A Serious Man (Joel Coen/Ethan Coen, 2009, UK/France/USA)

Made after the immense critical and commercial success of No Country for Old Men (2008), 2009’s A Serious Man saw the Coen Bros. operating on a smaller and more personal scale. Their most autobiographical film, Man centers on a Minnesotan Jewish man named Larry Gopnik (Michael Stuhlbarg) in 1967, whose life seems to be crumbling around him. His wife is leaving him and is having him pay for the divorce. His kids are disrespectful and being corrupted by the outer culture. One of his students is blackmailing him for a better grade. And this is just the start.

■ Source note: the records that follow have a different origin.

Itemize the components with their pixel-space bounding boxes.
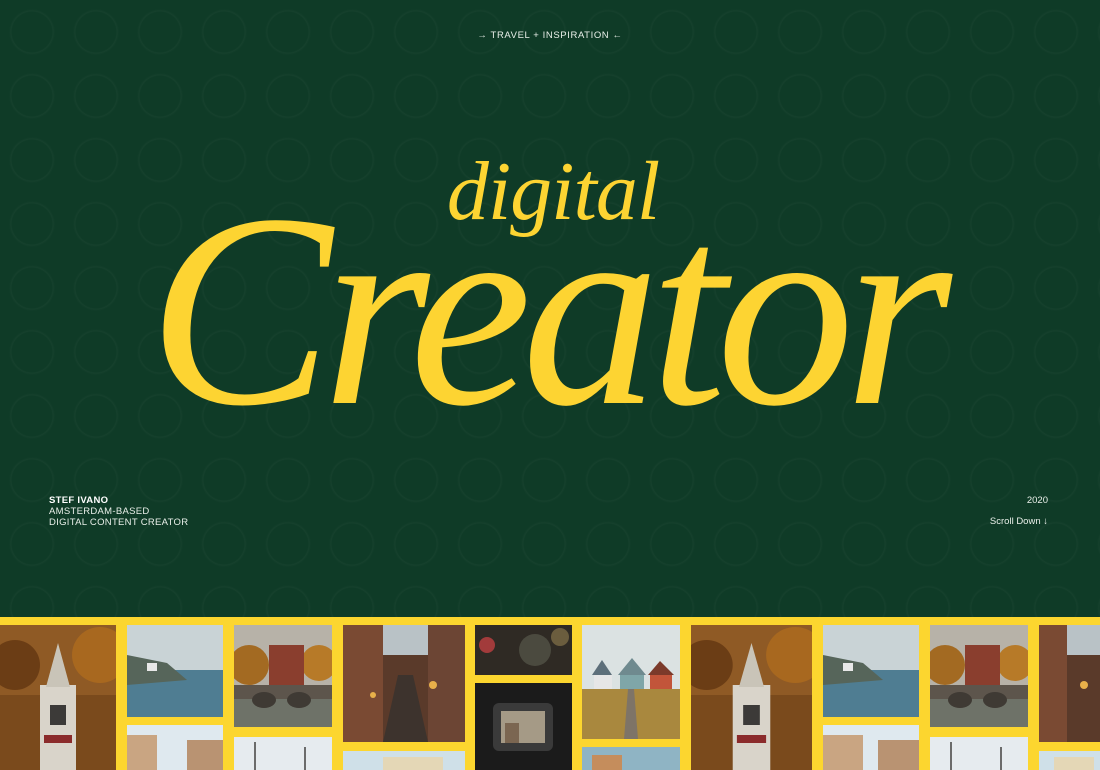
rainy-street-photo-repeat[interactable]	[1039, 625, 1100, 742]
author-location: AMSTERDAM-BASED	[49, 506, 150, 517]
city-street-photo[interactable]	[127, 725, 223, 770]
scroll-down-link[interactable]: Scroll Down ↓	[990, 516, 1048, 527]
camera-viewfinder-photo[interactable]	[475, 683, 572, 770]
bridge-castle-photo-repeat[interactable]	[930, 625, 1028, 727]
author-role: DIGITAL CONTENT CREATOR	[49, 517, 189, 528]
building-photo[interactable]	[823, 725, 919, 770]
palace-photo[interactable]	[343, 751, 465, 770]
year-label: 2020	[1026, 495, 1048, 506]
hero-title-creator: Creator	[148, 157, 952, 463]
photo-gallery	[0, 617, 1100, 770]
bridge-castle-photo[interactable]	[234, 625, 332, 727]
meta-info: 2020 Scroll Down ↓	[990, 495, 1048, 527]
hero-section: → TRAVEL + INSPIRATION ← digital Creator…	[0, 0, 1100, 617]
palace-photo-repeat[interactable]	[1039, 751, 1100, 770]
sea-cliff-photo[interactable]	[127, 625, 223, 717]
winter-trees-photo[interactable]	[234, 737, 332, 770]
harbor-photo[interactable]	[582, 747, 680, 770]
houses-pier-photo[interactable]	[582, 625, 680, 739]
tagline: → TRAVEL + INSPIRATION ←	[477, 30, 623, 41]
author-info: STEF IVANO AMSTERDAM-BASED DIGITAL CONTE…	[49, 495, 188, 528]
sea-cliff-photo-repeat[interactable]	[823, 625, 919, 717]
church-photo-repeat[interactable]	[691, 625, 812, 770]
lens-photo[interactable]	[475, 625, 572, 675]
winter-trees-photo-repeat[interactable]	[930, 737, 1028, 770]
rainy-street-photo[interactable]	[343, 625, 465, 742]
author-name: STEF IVANO	[49, 495, 109, 506]
church-photo[interactable]	[0, 625, 116, 770]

While A Serious Man remains relatively underseen compared to other more famous Coen Bros. films, it is among their best films. With characteristic dark humor, the film seeks to examine the human condition in a modern parable of Job. Yet the film equally serves as an exploration of anxieties around Jewish identity, and perhaps more broadly American identity. While obviously manifested in the film’s apocalyptic finale, there is a common motif throughout the film of trying to see and interpret signals. Whether it is the television signal that keeps going out, or Gopnik’s constant refrain of “What’s going on?”, the film is concerned with our ability to interpret the events going on around us.

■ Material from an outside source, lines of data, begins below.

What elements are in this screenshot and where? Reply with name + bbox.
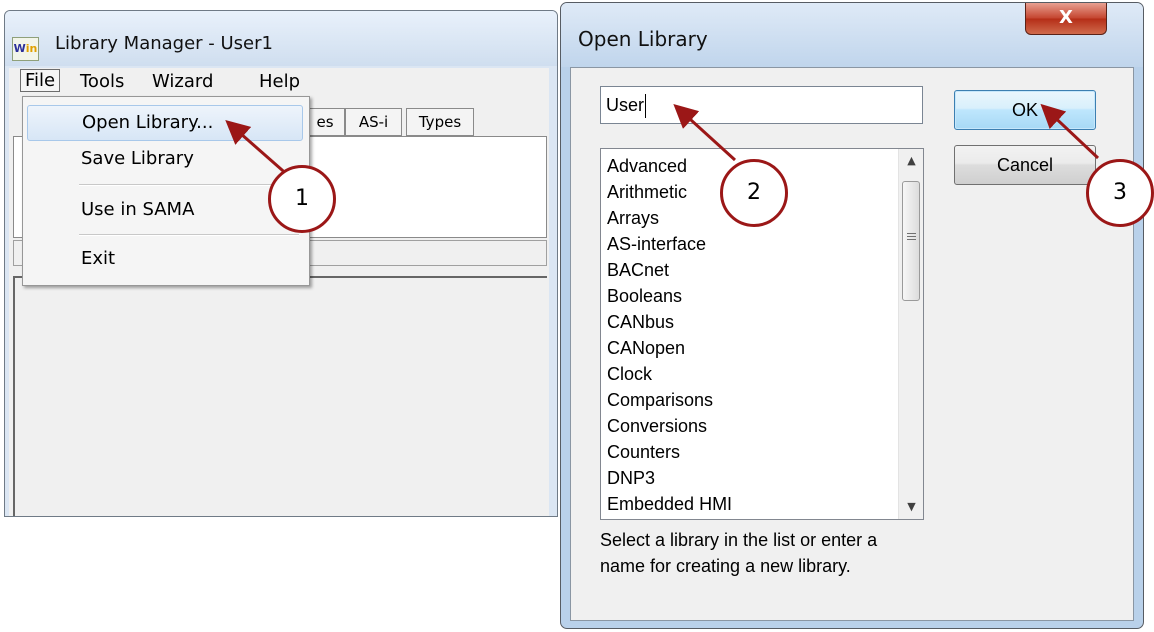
list-item[interactable]: Advanced: [607, 153, 732, 179]
scroll-down-arrow-icon[interactable]: ▼: [899, 495, 923, 519]
dialog-body: User Advanced Arithmetic Arrays AS-interfac…: [570, 67, 1134, 621]
help-text: Select a library in the list or enter a …: [600, 527, 940, 579]
menu-item-label: Exit: [81, 248, 116, 269]
text-caret: [645, 94, 647, 119]
scrollbar-thumb[interactable]: [902, 181, 920, 301]
menu-item-save-library[interactable]: Save Library: [27, 142, 301, 176]
window-title: Library Manager - User1: [55, 33, 273, 54]
menu-wizard[interactable]: Wizard: [152, 71, 213, 92]
ok-button[interactable]: OK: [954, 90, 1096, 130]
list-item[interactable]: BACnet: [607, 257, 732, 283]
library-name-input[interactable]: User: [600, 86, 923, 124]
list-item[interactable]: Arrays: [607, 205, 732, 231]
title-bar: Win Library Manager - User1: [5, 11, 557, 66]
menu-item-exit[interactable]: Exit: [27, 242, 301, 276]
workspace-panel: [13, 276, 547, 516]
tab-types[interactable]: Types: [406, 108, 474, 136]
menu-item-open-library[interactable]: Open Library...: [27, 105, 303, 141]
list-item[interactable]: Comparisons: [607, 387, 732, 413]
scroll-up-arrow-icon[interactable]: ▲: [899, 149, 923, 173]
dialog-title-bar: Open Library X: [561, 3, 1143, 67]
list-item[interactable]: CANbus: [607, 309, 732, 335]
menu-separator: [79, 234, 299, 236]
menu-item-use-in-sama[interactable]: Use in SAMA: [27, 193, 301, 227]
list-item[interactable]: Counters: [607, 439, 732, 465]
help-text-line-1: Select a library in the list or enter a: [600, 530, 878, 550]
input-value: User: [606, 95, 645, 115]
menu-bar: File Tools Wizard Help: [9, 68, 549, 98]
help-text-line-2: name for creating a new library.: [600, 556, 851, 576]
list-item[interactable]: Conversions: [607, 413, 732, 439]
file-menu-dropdown: Open Library... Save Library Use in SAMA…: [22, 96, 310, 286]
dialog-title: Open Library: [578, 27, 708, 51]
menu-tools[interactable]: Tools: [80, 71, 124, 92]
menu-help[interactable]: Help: [259, 71, 300, 92]
open-library-dialog: Open Library X User Advanced Arithmetic Ar…: [560, 2, 1144, 629]
grip-line: [907, 236, 916, 237]
menu-item-label: Use in SAMA: [81, 199, 195, 220]
tab-as-i[interactable]: AS-i: [345, 108, 402, 136]
step-badge-1: 1: [268, 165, 336, 233]
app-icon: Win: [12, 37, 39, 61]
list-item[interactable]: Clock: [607, 361, 732, 387]
list-item[interactable]: AS-interface: [607, 231, 732, 257]
list-item[interactable]: Embedded HMI: [607, 491, 732, 517]
menu-separator: [79, 184, 299, 186]
list-scrollbar[interactable]: ▲ ▼: [898, 149, 923, 519]
close-icon: X: [1059, 7, 1073, 28]
grip-line: [907, 239, 916, 240]
step-badge-2: 2: [720, 159, 788, 227]
list-item[interactable]: DNP3: [607, 465, 732, 491]
menu-item-label: Save Library: [81, 148, 194, 169]
menu-file[interactable]: File: [20, 69, 61, 92]
grip-line: [907, 233, 916, 234]
menu-item-label: Open Library...: [82, 112, 214, 133]
cancel-button[interactable]: Cancel: [954, 145, 1096, 185]
list-item[interactable]: Booleans: [607, 283, 732, 309]
list-item[interactable]: Arithmetic: [607, 179, 732, 205]
tab-partial[interactable]: es: [305, 108, 345, 136]
close-button[interactable]: X: [1025, 3, 1107, 35]
step-badge-3: 3: [1086, 159, 1154, 227]
library-list-items: Advanced Arithmetic Arrays AS-interface BACn…: [607, 153, 732, 517]
list-item[interactable]: CANopen: [607, 335, 732, 361]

The cast is phenomenal, with standouts including Fred Melamed as Sy Ableman, the lover of Larry’s wife, as well as Richard Kind as Arthur Gopnik, Larry’s savant brother. Certain sequences, such as the story of the “goy’s teeth,” are among the best the Coens have ever put to film. A Serious Man leaves a lot to ponder and provides no easy answers, particularly given that the film has a number of esoteric levels of meaning that are hard to decipher. Nevertheless, the film’s finale is a striking one and guaranteed to leave many interpretations.